Northside Bridge in Workington collapsed leaving a police officer missing. It was the main bridge into Workington on the A597 and the collapse is thought to have been caused by the weight of the water of the flooded river. Lorton Bridge near Cockermouth and Southwaite footbridge in Cockermouth have also collapsed.
Police are now urging members of the public not to use bridges as vantage points to view the flood waters.
Roads across the Workington and Cockermouth area have also been closed. A landslip between Carlisle and Penrith caused the West Coast Main Line from London to Glasgow to close and there is flooding on the line at Lockerbie.
New flood defences have been sucessful so far in Carlisle following a recent £38M investment, as well as in the villages of Llanrwst and Trefrw in north Wales. Environment Agency and local authority staff erected temporary defences for an extra 400 properties in Carlisle last night.
MeteoGroup UK forecaster Julian Mayes called the rainfall a “historical event”. He said: “Primarily, it’s the sheer quantity in the last 36 hours that has caused the flooding. But in November the ground is saturated. The rain can’t get into the soil, it just runs off. That means rivers rise very quickly and suddenly.”
Environment minister Hilary Benn has called the situation “very serious”.

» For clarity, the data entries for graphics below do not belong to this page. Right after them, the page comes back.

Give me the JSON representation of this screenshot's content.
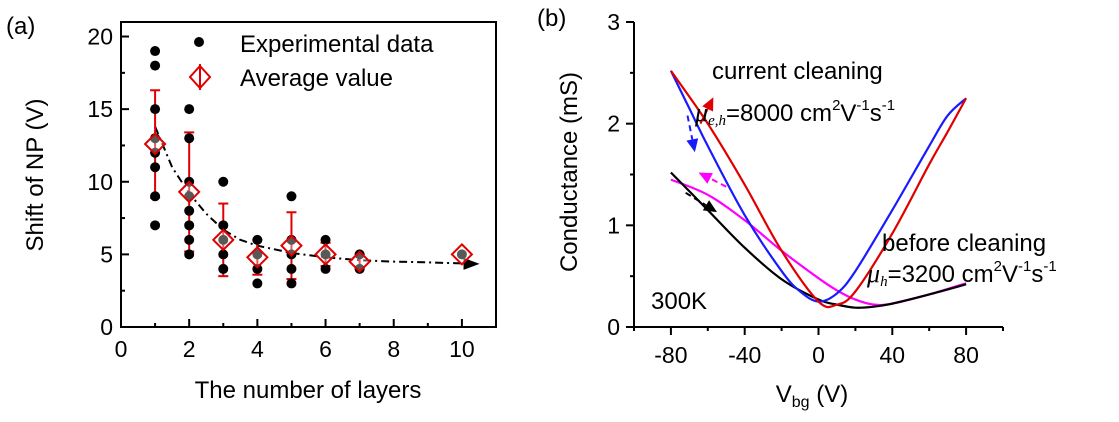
{
  "chart_data": [
    {
      "panel": "(a)",
      "type": "scatter",
      "xlabel": "The number of layers",
      "ylabel": "Shift of NP (V)",
      "xlim": [
        0,
        11
      ],
      "ylim": [
        0,
        21
      ],
      "xticks": [
        "0",
        "2",
        "4",
        "6",
        "8",
        "10"
      ],
      "yticks": [
        "0",
        "5",
        "10",
        "15",
        "20"
      ],
      "legend": {
        "position": "top-right",
        "entries": [
          "Experimental data",
          "Average value"
        ]
      },
      "series": [
        {
          "name": "Experimental data",
          "color": "#000000",
          "marker": "filled-circle",
          "points": [
            [
              1,
              19
            ],
            [
              1,
              18
            ],
            [
              1,
              15
            ],
            [
              1,
              13
            ],
            [
              1,
              12
            ],
            [
              1,
              11
            ],
            [
              1,
              9
            ],
            [
              1,
              7
            ],
            [
              2,
              15
            ],
            [
              2,
              13
            ],
            [
              2,
              10
            ],
            [
              2,
              9
            ],
            [
              2,
              8
            ],
            [
              2,
              7
            ],
            [
              2,
              6
            ],
            [
              2,
              5
            ],
            [
              3,
              10
            ],
            [
              3,
              7
            ],
            [
              3,
              6
            ],
            [
              3,
              5
            ],
            [
              3,
              4
            ],
            [
              4,
              6
            ],
            [
              4,
              5
            ],
            [
              4,
              4
            ],
            [
              4,
              3
            ],
            [
              5,
              9
            ],
            [
              5,
              6
            ],
            [
              5,
              5
            ],
            [
              5,
              4
            ],
            [
              5,
              3
            ],
            [
              6,
              6
            ],
            [
              6,
              5
            ],
            [
              6,
              4
            ],
            [
              7,
              5
            ],
            [
              7,
              4
            ],
            [
              10,
              5
            ]
          ]
        },
        {
          "name": "Average value",
          "color": "#e00000",
          "marker": "diamond-with-errorbar",
          "points": [
            {
              "x": 1,
              "y": 12.6,
              "err": 3.7
            },
            {
              "x": 2,
              "y": 9.3,
              "err": 4.1
            },
            {
              "x": 3,
              "y": 6.0,
              "err": 2.5
            },
            {
              "x": 4,
              "y": 4.8,
              "err": 1.2
            },
            {
              "x": 5,
              "y": 5.6,
              "err": 2.3
            },
            {
              "x": 6,
              "y": 5.0,
              "err": 0.8
            },
            {
              "x": 7,
              "y": 4.5,
              "err": 0.5
            },
            {
              "x": 10,
              "y": 5.0,
              "err": 0
            }
          ]
        },
        {
          "name": "",
          "color": "#000000",
          "style": "dash-dot",
          "arrow": true,
          "points": [
            [
              1,
              13.8
            ],
            [
              1.5,
              11.0
            ],
            [
              2,
              9.2
            ],
            [
              2.5,
              7.8
            ],
            [
              3,
              6.7
            ],
            [
              3.5,
              6.0
            ],
            [
              4,
              5.6
            ],
            [
              5,
              5.1
            ],
            [
              6,
              4.8
            ],
            [
              7,
              4.6
            ],
            [
              8,
              4.5
            ],
            [
              9,
              4.45
            ],
            [
              10.4,
              4.35
            ]
          ]
        }
      ]
    },
    {
      "panel": "(b)",
      "type": "line",
      "xlabel": "V",
      "xlabel_sub": "bg",
      "xlabel_unit": " (V)",
      "ylabel": "Conductance (mS)",
      "xlim": [
        -100,
        100
      ],
      "ylim": [
        0,
        3
      ],
      "xticks": [
        "-80",
        "-40",
        "0",
        "40",
        "80"
      ],
      "yticks": [
        "0",
        "1",
        "2",
        "3"
      ],
      "series": [
        {
          "name": "",
          "color": "#ff00ff",
          "points": [
            [
              -80,
              1.45
            ],
            [
              -60,
              1.3
            ],
            [
              -40,
              1.05
            ],
            [
              -20,
              0.75
            ],
            [
              0,
              0.48
            ],
            [
              10,
              0.36
            ],
            [
              20,
              0.27
            ],
            [
              30,
              0.22
            ],
            [
              40,
              0.23
            ],
            [
              60,
              0.32
            ],
            [
              80,
              0.43
            ]
          ]
        },
        {
          "name": "",
          "color": "#000000",
          "points": [
            [
              -80,
              1.52
            ],
            [
              -60,
              1.15
            ],
            [
              -40,
              0.78
            ],
            [
              -20,
              0.47
            ],
            [
              0,
              0.27
            ],
            [
              10,
              0.22
            ],
            [
              20,
              0.19
            ],
            [
              30,
              0.2
            ],
            [
              40,
              0.23
            ],
            [
              60,
              0.32
            ],
            [
              80,
              0.42
            ]
          ]
        },
        {
          "name": "",
          "color": "#1a1aff",
          "points": [
            [
              -80,
              2.52
            ],
            [
              -70,
              2.15
            ],
            [
              -60,
              1.78
            ],
            [
              -40,
              1.1
            ],
            [
              -20,
              0.55
            ],
            [
              -10,
              0.35
            ],
            [
              0,
              0.25
            ],
            [
              10,
              0.33
            ],
            [
              20,
              0.55
            ],
            [
              40,
              1.15
            ],
            [
              60,
              1.78
            ],
            [
              70,
              2.08
            ],
            [
              80,
              2.25
            ]
          ]
        },
        {
          "name": "",
          "color": "#e00000",
          "points": [
            [
              -80,
              2.52
            ],
            [
              -60,
              2.0
            ],
            [
              -40,
              1.4
            ],
            [
              -20,
              0.75
            ],
            [
              0,
              0.25
            ],
            [
              10,
              0.22
            ],
            [
              20,
              0.35
            ],
            [
              40,
              0.92
            ],
            [
              60,
              1.6
            ],
            [
              70,
              1.92
            ],
            [
              80,
              2.25
            ]
          ]
        }
      ],
      "arrows": [
        {
          "color": "#1a1aff",
          "style": "dashed",
          "from": [
            -71,
            2.08
          ],
          "to": [
            -67,
            1.72
          ]
        },
        {
          "color": "#ff00ff",
          "style": "dashed",
          "from": [
            -50,
            1.38
          ],
          "to": [
            -65,
            1.52
          ]
        },
        {
          "color": "#000000",
          "style": "dashed",
          "from": [
            -72,
            1.32
          ],
          "to": [
            -55,
            1.13
          ]
        },
        {
          "color": "#e00000",
          "style": "solid",
          "from": [
            -64,
            2.0
          ],
          "to": [
            -57,
            2.26
          ]
        }
      ],
      "annotations": {
        "current_cleaning": "current cleaning",
        "mu_eh_symbol": "μ",
        "mu_eh_sub": "e,h",
        "mu_eh_value": "=8000 cm",
        "before_cleaning": "before cleaning",
        "mu_h_symbol": "μ",
        "mu_h_sub": "h",
        "mu_h_value": "=3200 cm",
        "unit_sup_2": "2",
        "unit_V": "V",
        "unit_sup_m1": "-1",
        "unit_s": "s",
        "temperature": "300K"
      }
    }
  ]
}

He said water defences in Cockermouth had been improved in the late 1990s, but it was now facing record levels of water. More recent defences had held up, he said.
“In November the ground is saturated. The rain can’t get into the soil, it just runs off.”
MeteoGroup UK forecaster Julian Mayes
“Clearly we are going to have to look in the light of what has occurred to look at what can be done,” he added. “But I think it is important to emphasise the quite exceptional nature of the rainfall we have seen in a very short space of time in Cumbria.”
Flooding was also reported in Dumfries and Galloway in Scotland, where 30 roads closed in “treacherous” conditions.
In mid- and north Wales, roads were closed and train services disrupted, and a brief power cut in Anglesey affected 2,000 homes.
A further 100mm of rain is expected over the north west by early Friday, with further unsettled weather and severe gales predicted for Cumbria, western parts of Scotland and north Wales. Police said water levels in Cockermouth centre had reached more than 2.5m.